Par ailleurs, sur le site un onglet spécial « Shop social » permet d’avoir une vision globale des produits que l’on a tagué ou tagué par nos amis Facebook qui utilisent la fonctionnalité. Comme un mur Facebook consacré au shopping directement sur le site de Cdiscount.

Avec cette incursion dans les réseaux sociaux, Cdiscount espère augmenter la fréquence d’achats sur son site. Pour le directeur marketing du site, Guillaume de Lacroix, interrogé par Le Journal du Net, « le shopping social va beaucoup faire évoluer aussi bien l’e-commerce en général que Cdiscount. » Les experts du web y voient l’avènement du e-commerce 2.0 et de nombreux sites spécialisés ont éclot ces derniers mots : de Neeed.com  à The Fancy en passant par Pinterest.

Mais à la différence de l’initiative de Cdiscount, ces réseaux sociaux sont des plateformes extérieures non affiliés à un site en particulier.
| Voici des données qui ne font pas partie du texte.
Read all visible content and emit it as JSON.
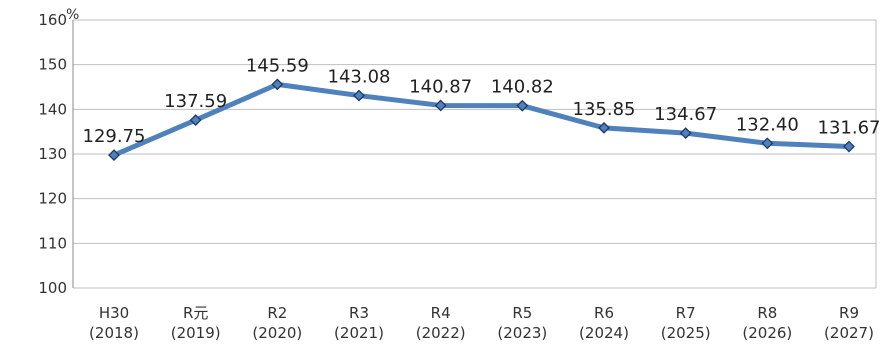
{
  "chart_data": {
    "type": "line",
    "ylabel": "",
    "y_unit": "%",
    "ylim": [
      100,
      160
    ],
    "yticks": [
      100,
      110,
      120,
      130,
      140,
      150,
      160
    ],
    "grid": true,
    "categories": [
      {
        "era": "H30",
        "year": "(2018)"
      },
      {
        "era": "R元",
        "year": "(2019)"
      },
      {
        "era": "R2",
        "year": "(2020)"
      },
      {
        "era": "R3",
        "year": "(2021)"
      },
      {
        "era": "R4",
        "year": "(2022)"
      },
      {
        "era": "R5",
        "year": "(2023)"
      },
      {
        "era": "R6",
        "year": "(2024)"
      },
      {
        "era": "R7",
        "year": "(2025)"
      },
      {
        "era": "R8",
        "year": "(2026)"
      },
      {
        "era": "R9",
        "year": "(2027)"
      }
    ],
    "series": [
      {
        "values": [
          129.75,
          137.59,
          145.59,
          143.08,
          140.87,
          140.82,
          135.85,
          134.67,
          132.4,
          131.67
        ],
        "labels": [
          "129.75",
          "137.59",
          "145.59",
          "143.08",
          "140.87",
          "140.82",
          "135.85",
          "134.67",
          "132.40",
          "131.67"
        ]
      }
    ],
    "colors": {
      "line": "#4f81bd",
      "marker_fill": "#4f81bd",
      "marker_stroke": "#1f3864",
      "grid": "#bfbfbf",
      "axis": "#888888"
    }
  }
}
Ce qui permet de faire des listes de souhaits éclectiques quand l’utilisateur des fonctions sociales de Cdiscount doit se contenter de l’offre du site…

On peut avoir des doutes aussi concernant la partie visuelle de l’initiative : l’onglet Shop social n’est pas particulièrement mis en valeur sur la home page du site et le bouton « Je veux » n’est accessible que si l’internaute a cliqué sur la fiche détaillée du produit. Le social e-shopping comme le shopping classique doit-être visuellement attractif et immédiatement compréhensible. Un site aux fonctionnalités complexes ou mal intégrées ne pourra pas passer dans l’ère du « e-commerce 2.0 ».